ARIJIT PASAYAT, C.J. :

At the instance of the accountable person, the following question has been referred for the opinion of this Court under s. 64(1) of the ED Act, 1953 (in short “the Act”), by the Tribunal, Delhi Bench “B”; “Whether, on the facts and in the circumstances of the case, the Tribunal was justified in law in taking the view that 50 per cent of the unearned increase in the value of the land payable to the lessor is admissible as a deduction only if a house property is valued by the land and building method and not when it is valued by the rental yield method for the purposes of the Estate Duty Act ?

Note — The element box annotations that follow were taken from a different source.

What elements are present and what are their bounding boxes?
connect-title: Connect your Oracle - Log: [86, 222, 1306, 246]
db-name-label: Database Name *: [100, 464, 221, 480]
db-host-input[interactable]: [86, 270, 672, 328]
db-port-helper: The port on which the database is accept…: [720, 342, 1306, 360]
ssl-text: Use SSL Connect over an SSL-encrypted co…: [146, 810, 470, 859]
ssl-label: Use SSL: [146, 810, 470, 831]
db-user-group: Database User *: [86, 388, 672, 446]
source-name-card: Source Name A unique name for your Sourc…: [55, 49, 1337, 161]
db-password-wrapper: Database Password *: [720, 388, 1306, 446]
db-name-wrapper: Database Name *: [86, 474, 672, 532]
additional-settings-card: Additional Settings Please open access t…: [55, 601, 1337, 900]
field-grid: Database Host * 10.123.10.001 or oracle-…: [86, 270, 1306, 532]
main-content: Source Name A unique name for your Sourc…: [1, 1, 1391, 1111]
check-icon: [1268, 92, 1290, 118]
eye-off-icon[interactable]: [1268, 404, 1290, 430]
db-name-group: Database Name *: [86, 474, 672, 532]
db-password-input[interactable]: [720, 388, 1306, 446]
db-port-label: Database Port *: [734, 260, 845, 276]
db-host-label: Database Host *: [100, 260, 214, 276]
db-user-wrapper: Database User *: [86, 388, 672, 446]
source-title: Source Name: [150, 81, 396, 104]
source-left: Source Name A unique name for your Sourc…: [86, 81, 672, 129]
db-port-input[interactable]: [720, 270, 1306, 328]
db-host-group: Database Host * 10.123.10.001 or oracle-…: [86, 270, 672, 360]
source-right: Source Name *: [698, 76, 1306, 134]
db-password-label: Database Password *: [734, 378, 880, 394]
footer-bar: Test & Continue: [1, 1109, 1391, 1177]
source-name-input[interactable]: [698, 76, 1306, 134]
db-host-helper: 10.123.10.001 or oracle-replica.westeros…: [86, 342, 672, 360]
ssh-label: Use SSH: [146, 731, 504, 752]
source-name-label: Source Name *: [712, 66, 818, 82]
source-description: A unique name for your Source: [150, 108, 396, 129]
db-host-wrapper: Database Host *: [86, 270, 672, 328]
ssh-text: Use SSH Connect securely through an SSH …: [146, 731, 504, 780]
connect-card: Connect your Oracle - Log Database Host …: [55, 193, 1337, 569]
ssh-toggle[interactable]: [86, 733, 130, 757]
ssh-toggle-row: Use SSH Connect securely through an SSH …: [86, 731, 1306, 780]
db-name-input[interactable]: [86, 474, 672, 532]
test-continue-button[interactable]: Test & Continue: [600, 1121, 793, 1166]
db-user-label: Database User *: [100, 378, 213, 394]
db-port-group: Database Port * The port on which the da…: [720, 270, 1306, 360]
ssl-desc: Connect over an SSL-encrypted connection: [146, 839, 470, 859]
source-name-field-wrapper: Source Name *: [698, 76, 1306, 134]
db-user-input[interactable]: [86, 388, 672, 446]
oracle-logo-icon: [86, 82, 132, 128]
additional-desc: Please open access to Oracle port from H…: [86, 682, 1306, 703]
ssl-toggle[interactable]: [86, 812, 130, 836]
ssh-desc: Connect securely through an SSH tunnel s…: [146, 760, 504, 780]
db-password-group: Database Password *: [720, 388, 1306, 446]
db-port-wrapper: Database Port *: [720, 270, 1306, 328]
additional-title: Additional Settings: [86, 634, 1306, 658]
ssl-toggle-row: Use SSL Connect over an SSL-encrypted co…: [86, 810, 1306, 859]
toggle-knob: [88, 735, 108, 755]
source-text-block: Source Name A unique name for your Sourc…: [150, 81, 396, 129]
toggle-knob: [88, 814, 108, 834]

As the statement of case indicates, the dispute relates to the valuation of a property situated at No. 7, Retendon Road, New Delhi. Though the Assistant Controller of Estate Duty (in short “the Asstt. CED”), and the Appellate Controller of Estate Duty (in short “the ACED”), adopted a particular method for determining valuation of the property in question, the Tribunal held that the proper method would be the rental yield method and not the land and building method. What the Valuation Officer had done, and was accepted by the Revenue was determination of the value of the building on yield basis and addition thereto of land value. The Tribunal was of the view that after working out the value of the building on rental yield basis, there was no necessity for further adding the reversionary value of land. Accordingly, it was held that the value of the land as added was to be excluded and only valuation on the rental yield basis was to be adopted. For coming to such conclusion, the Tribunal held that such valuation governs the valuation both of the land as well as the superstructure. Though a claim was made by the accountable person that from the value of the property 50 per cent deduction should be allowed on unearned increase in the value of the land, the same was not accepted by the Tribunal. On being moved for reference, the question as set out above, has been referred for the opinion of this Court.

We have heard learned counsel for the Revenue. There is no appearance on behalf of the accountable person when the matter is called. We find that the Tribunal after analysing the relevant aspects came to hold that in the case at hand the proper method was rental yield method. It accordingly determined the valuation. Since the valuation has been done on the rental yield basis, the question of land value and/or any increase thereto, more particularly unearned increase in the value is really of no consequence. That being the position, the Tribunal’s conclusions are in order. We answer the question referred in the affirmative, in favour of the Revenue and against the accountable person.

Reference application is disposed of.